A general study of the available philosophical works of Marx, Engels and Lenin such as Anti-Dühring, Ludwig Feuerbach, or Materialism and Empirio-Criticism, was not sufficient to answer our questions regarding the need for new revolutionary theory for our historical era, to unite Marx’s universal idea and the freedom movements of the present era. This search for new ideas was not an easy task when you consider that during this period people were being arrested tortured for having a leftist pamphlet. Our continuous search led us to two important points which were new to us: (1) the Philosophical Notebooks of Lenin, written in 1914-16; (2) Marx’s concept of Alienated Labor and his writings on method in the Grundrisse. Both of these made us aware of the relation of Marxism to Hegelian Dialectics.

This new understanding of dialectics opened new doors to us, theoretically and organizationally. Without having a deep knowledge of Marx’s Humanism and his Critique of the Hegelian Dialectic in the 1844 Manuscripts, we saw organization as the place to practice new human relations, which was contradictory with our past vanguardist backgrounds, and at the same time this had to be worked out concretely for our conditions of struggle under the totalitarian dictatorship of Khomeini. Theoretically, our critique of Mao and Stalin was raised to a new methodological and philosophical level. We no longer considered either Russia or China as socialist societies, but rather as state-capitalist. This raised many questions about the nature of socialism and its relation to our current struggle for freedom and the type of organization needed to achieve that.

From the vantage point of today, I can see that following Lenin’s Philosophical Notebooks, which looks at Hegel materialistically, was not sufficient to grasp the totality of Marx’s Marxism and it was insufficient in answering the many questions that had arisen for us at this stage. For that we needed a philosophy of liberation that would address all these questions concretely: What is the vision of the new society, how does it relate to the concept of organization, what is the relationship of philosophy and organization, what are the responsibilities of the revolutionary intellectual in relation to idea of freedom and the self-development of the mass movement, and finding and working out the original principles that a continuity with Marx and this totality can achieve?

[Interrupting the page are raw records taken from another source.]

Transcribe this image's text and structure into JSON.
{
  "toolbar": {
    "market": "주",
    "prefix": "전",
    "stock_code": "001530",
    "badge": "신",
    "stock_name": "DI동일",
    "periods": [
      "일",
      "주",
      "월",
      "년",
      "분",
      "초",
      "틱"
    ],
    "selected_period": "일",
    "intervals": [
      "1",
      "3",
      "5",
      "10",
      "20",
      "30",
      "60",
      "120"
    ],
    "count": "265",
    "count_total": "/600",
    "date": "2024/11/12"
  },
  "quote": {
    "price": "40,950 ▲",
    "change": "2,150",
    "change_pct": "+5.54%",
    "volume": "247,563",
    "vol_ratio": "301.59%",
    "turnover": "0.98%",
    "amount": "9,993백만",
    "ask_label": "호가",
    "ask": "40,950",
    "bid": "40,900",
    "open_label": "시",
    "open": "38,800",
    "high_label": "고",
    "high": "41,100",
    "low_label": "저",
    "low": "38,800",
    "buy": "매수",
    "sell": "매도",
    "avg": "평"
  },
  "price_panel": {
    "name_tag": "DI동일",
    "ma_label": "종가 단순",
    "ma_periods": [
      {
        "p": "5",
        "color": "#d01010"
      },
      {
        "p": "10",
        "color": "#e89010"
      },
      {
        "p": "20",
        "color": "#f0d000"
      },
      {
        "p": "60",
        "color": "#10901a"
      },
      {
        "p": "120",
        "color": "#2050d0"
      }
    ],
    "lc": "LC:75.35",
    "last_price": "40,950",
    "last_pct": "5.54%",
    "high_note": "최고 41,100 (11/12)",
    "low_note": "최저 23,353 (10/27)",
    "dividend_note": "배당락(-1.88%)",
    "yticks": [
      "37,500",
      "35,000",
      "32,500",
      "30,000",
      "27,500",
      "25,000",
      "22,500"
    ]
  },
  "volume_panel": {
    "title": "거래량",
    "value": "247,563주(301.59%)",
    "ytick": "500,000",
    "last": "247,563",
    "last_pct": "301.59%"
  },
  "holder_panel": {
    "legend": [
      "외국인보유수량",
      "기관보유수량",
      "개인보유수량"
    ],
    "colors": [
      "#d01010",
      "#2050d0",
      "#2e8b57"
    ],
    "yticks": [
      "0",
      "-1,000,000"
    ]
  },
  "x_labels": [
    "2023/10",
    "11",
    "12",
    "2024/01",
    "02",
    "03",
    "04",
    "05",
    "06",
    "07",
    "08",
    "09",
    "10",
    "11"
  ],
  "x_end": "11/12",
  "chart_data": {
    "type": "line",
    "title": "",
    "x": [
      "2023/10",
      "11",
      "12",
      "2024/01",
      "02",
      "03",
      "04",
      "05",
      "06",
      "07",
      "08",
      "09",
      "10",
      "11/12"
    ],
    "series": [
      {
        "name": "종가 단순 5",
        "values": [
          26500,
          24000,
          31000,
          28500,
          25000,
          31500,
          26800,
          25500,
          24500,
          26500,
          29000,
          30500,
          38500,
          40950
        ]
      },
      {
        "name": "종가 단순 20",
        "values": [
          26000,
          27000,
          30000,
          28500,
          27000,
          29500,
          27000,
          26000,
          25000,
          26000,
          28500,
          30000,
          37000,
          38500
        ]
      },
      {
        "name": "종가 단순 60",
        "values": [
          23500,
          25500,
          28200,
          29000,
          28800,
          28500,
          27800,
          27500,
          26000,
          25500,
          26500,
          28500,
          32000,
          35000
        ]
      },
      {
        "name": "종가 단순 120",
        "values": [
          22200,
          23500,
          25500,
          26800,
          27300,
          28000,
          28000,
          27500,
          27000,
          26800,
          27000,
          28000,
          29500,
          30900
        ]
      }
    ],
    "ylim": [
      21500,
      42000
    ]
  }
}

At the time we were unable to see Lenin’s philosophical ambivalence and could not work out these questions. Because we couldn’t clarify the relationship of philosophy and organization, the organization was no longer viable in addressing the questions that confronted the movement.

It is only in recent years that I have come to know the works of Raya Dunayevskaya, who has developed comprehensively the questions we were in search for an answer to.

The Iranian Revolution was a major social upheaval. In terms of mass participation it involved almost the entire population of tens of millions in direct action. Out of it arose many new struggles and new dimensions. Women, youth, minorities, and peasants all participated. The sense of empowerment was awesome. It is that experience that also reveals major contradictions in the thinking of the Left that cannot be ignored.

[1] Even the Left was naively drawing an historical parallel with the short-lived Kerensky government in Russia after April 1917.

[2] This notion was held by pro-Soviet Fedayii guerrillas.